Nesta semana eu testei o aplicativo da Lensa. É um editor de fotografia, mas a empresa responsável, a Prisma Lab, decidiu adicionar um comando de inteligência artificial na programação para gerar avatares criativos, disruptivos e personalizados para cada usuário. O resultado é artisticamente irresistível para a vaidade humana – e digital. Quando fiz o download no celular, o aplicativo solicitou imagens de selfies minhas e autorização para acessar dados de consumo no meu telefone. Com as informações, o robô Lensa decidiu aplicar estilos como anime, cosmic, fantasy, Kawaii, pop, iridescent e fairy princess. O resultado foram imagens sedutoras e divertidas.
Antes de seguir, uma janela de professoral – sim, tenho este terrível defeito que também é uma qualidade: ser professora. Não resisto a explicar as diferenças de termos antes de seguir. Se preferir, pule o parágrafo. Vamos lá: nem tudo que é automatizado é inteligência artificial, mas depende da programação de comandos algorítmicos. Em outras palavras, os algoritmos são comandos que permitem a automação controlada pelo usuário ou pelo programador e que também são os comandos iniciais para a aprendizagem de máquina, ou seja, a inteligência artificial, a IA. Com quantos robôs você conversou hoje? Por mais que a automação da prestação de serviços seja irritante em muitas situações, é inegável que o desenvolvimento de aplicações digitais cria soluções eficientes para problemas crônicos da sociedade. É o caso de aplicativos de entregas, de transporte, de troca de mensagens e tantos outros que viraram indispensáveis em nossa rotina. A questão é que para um algoritmo funcionar de forma autônoma, ele precisa aprender a partir de informações que nós humanos fornecemos. O humano é o professor da inteligência artificial. E este é o ponto onde eu queria chegar para voltar a falar sobre os meus sedutores avatares da Lensa.
Os avatares sobre fotografias selfie produzem um efeito de arte automático irresistível para a vaidade dos instagrammers como eu. Mesmo sendo uma crítica do desrespeito à privacidade dos dados, defensora da regulação e limitação de manipulação de dados por plataformas digitais e tudo mais, eu avatarizei porque não resisti à trend que é resultado do efeito viral de downloads do aplicativo Lensa. A dona do app, a Prisma Labs é uma startup criada em 2016 na Califórnia. O aplicativo, que pode ser baixado tanto em iOS como em Android, é um editor de fotos que pode ser usado “manualmente” pelo comando humano ou com acionamento dos recursos de inteligência artificial.

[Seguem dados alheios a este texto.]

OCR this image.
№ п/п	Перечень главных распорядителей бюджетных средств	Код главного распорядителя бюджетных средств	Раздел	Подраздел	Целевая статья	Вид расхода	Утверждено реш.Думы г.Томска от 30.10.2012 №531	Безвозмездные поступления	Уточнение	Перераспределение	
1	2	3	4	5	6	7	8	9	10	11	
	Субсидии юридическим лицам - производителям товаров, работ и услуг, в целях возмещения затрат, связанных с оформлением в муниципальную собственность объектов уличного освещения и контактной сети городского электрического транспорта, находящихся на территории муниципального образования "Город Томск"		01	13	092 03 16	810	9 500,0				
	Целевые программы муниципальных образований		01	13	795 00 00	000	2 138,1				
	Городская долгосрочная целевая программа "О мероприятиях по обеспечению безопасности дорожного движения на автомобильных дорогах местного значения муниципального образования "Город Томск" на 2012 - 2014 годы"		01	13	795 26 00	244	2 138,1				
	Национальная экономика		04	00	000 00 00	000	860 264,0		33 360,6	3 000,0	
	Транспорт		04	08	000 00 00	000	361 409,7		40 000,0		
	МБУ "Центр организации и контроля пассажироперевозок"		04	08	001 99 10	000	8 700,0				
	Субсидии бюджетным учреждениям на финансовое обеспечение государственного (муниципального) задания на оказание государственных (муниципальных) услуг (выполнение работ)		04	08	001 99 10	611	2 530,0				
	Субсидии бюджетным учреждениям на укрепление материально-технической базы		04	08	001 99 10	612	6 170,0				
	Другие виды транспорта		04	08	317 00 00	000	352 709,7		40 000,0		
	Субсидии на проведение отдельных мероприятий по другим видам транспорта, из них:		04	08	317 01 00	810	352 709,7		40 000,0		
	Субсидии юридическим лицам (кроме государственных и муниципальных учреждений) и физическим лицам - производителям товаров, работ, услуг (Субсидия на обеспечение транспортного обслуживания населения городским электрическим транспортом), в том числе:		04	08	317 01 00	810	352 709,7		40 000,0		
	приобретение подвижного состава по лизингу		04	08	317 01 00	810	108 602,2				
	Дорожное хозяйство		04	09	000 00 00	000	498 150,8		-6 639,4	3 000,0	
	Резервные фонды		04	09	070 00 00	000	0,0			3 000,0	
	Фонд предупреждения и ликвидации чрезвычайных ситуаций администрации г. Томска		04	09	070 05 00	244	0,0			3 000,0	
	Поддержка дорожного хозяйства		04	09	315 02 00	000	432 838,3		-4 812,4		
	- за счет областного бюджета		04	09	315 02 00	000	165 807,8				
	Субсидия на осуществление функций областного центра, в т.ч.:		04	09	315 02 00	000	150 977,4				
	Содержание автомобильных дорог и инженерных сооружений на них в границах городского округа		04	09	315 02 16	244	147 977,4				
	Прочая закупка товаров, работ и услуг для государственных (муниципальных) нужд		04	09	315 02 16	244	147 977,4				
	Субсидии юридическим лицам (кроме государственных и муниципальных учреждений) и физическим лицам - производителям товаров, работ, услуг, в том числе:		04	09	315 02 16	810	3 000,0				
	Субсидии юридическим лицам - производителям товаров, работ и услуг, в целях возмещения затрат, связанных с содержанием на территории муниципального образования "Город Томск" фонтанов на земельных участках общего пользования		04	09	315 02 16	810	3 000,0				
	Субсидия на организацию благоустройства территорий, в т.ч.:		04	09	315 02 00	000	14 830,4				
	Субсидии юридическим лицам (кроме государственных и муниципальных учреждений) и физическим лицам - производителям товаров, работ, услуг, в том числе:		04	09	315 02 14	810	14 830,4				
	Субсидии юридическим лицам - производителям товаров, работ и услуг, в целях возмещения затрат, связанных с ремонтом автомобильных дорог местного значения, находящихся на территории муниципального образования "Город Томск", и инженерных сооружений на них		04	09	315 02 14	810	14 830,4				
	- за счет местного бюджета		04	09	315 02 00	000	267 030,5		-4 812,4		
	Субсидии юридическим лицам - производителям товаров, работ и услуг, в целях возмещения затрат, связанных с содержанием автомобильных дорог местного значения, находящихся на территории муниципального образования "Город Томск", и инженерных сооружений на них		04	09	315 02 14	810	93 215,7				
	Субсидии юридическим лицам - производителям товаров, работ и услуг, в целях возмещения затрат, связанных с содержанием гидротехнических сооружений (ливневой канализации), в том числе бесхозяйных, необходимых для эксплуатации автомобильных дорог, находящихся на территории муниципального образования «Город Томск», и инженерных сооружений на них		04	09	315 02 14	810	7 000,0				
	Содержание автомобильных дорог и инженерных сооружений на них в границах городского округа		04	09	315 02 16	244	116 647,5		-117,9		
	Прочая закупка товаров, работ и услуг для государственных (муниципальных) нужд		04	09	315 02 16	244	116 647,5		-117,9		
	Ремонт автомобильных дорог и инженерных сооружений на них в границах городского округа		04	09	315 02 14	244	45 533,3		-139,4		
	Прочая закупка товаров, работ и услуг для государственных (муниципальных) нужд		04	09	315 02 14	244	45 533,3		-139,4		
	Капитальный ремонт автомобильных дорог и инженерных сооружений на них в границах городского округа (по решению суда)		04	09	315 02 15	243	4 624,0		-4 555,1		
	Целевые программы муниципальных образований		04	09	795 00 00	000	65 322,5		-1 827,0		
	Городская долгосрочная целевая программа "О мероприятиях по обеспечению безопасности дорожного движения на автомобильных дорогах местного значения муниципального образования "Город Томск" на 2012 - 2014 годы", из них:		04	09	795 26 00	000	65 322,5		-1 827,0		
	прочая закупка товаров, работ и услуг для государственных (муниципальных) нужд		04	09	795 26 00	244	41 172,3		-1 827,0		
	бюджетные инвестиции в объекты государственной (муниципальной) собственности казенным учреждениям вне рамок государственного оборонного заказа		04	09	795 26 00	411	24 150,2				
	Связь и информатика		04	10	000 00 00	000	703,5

Como a inteligência artificial produz avatares que estimulam o imaginário humano, místico, ficcional, a aplicação do efeito virou mania. A viralização, aposto contigo, será um negócio de milhões para a Prisma. Eu mesma paguei pelos meus avatares, ou seja, estou alimentando o monstro com meus dados e meu dinheiro. E, pelo resultado, entendo que o algoritmo de inteligência artificial Lensa ainda tem muito a aprender. Na medida em que mais imagens de usuários vão sendo armazenadas nos bancos de dados da Prisma, melhor o aplicativo torna-se capaz de identificação facial. Paralelo à competência de ler traços de fisionomia, o robô também vai armazenando junto dados pessoais e de comportamento de consumo. Tudo isso está explícito nas letras pequenas dos termos e condições de uso, aquela caixinha que marcamos sem ler na pressa de usar a bacanice.
O efeito manada cobra um preço hoje – que pode ser bem baixo, no meu caso foi R$ 10 -, mas poderá custar uma fortuna no futuro. O uso dos meus, teus e nossos dados em caráter “irrevogável” concede à empresa o direito de armazenar estas informações e usá-las para novos negócios com manipulação de dados, performance algorítmica e inteligência artificial lá na frente. A vaidade digital de hoje pode ficar cara para o meu eu do futuro.
O mesmo raciocínio funciona para plataformas de mídias sociais como o Instagram e o Facebook. Ou seja, estamos todos vulneráveis e suscetíveis a decisões de grandes empresas de tecnologia que detêm os direitos de uso dos nossos dados. Os benefícios são inúmeros, não há como negar que a inteligência artificial melhora a vida. Não me interpretem mal, sou crítica, mas também sou entusiasta das novas tecnologias. Quero o melhor dos dois mundos: que a inteligência artificial nos preste os melhores serviços, mas com os menores riscos em invasão de privacidade, insegurança digital e publicidade ostensiva. É pedir demais, amigo robô?
Bem, eu confesso: entrei na trend consciente do investimento de alto risco, sem possibilidade de retorno financeiro. Mas, sabe aquela máxima “quem avisa amigo é”? Você está avisado.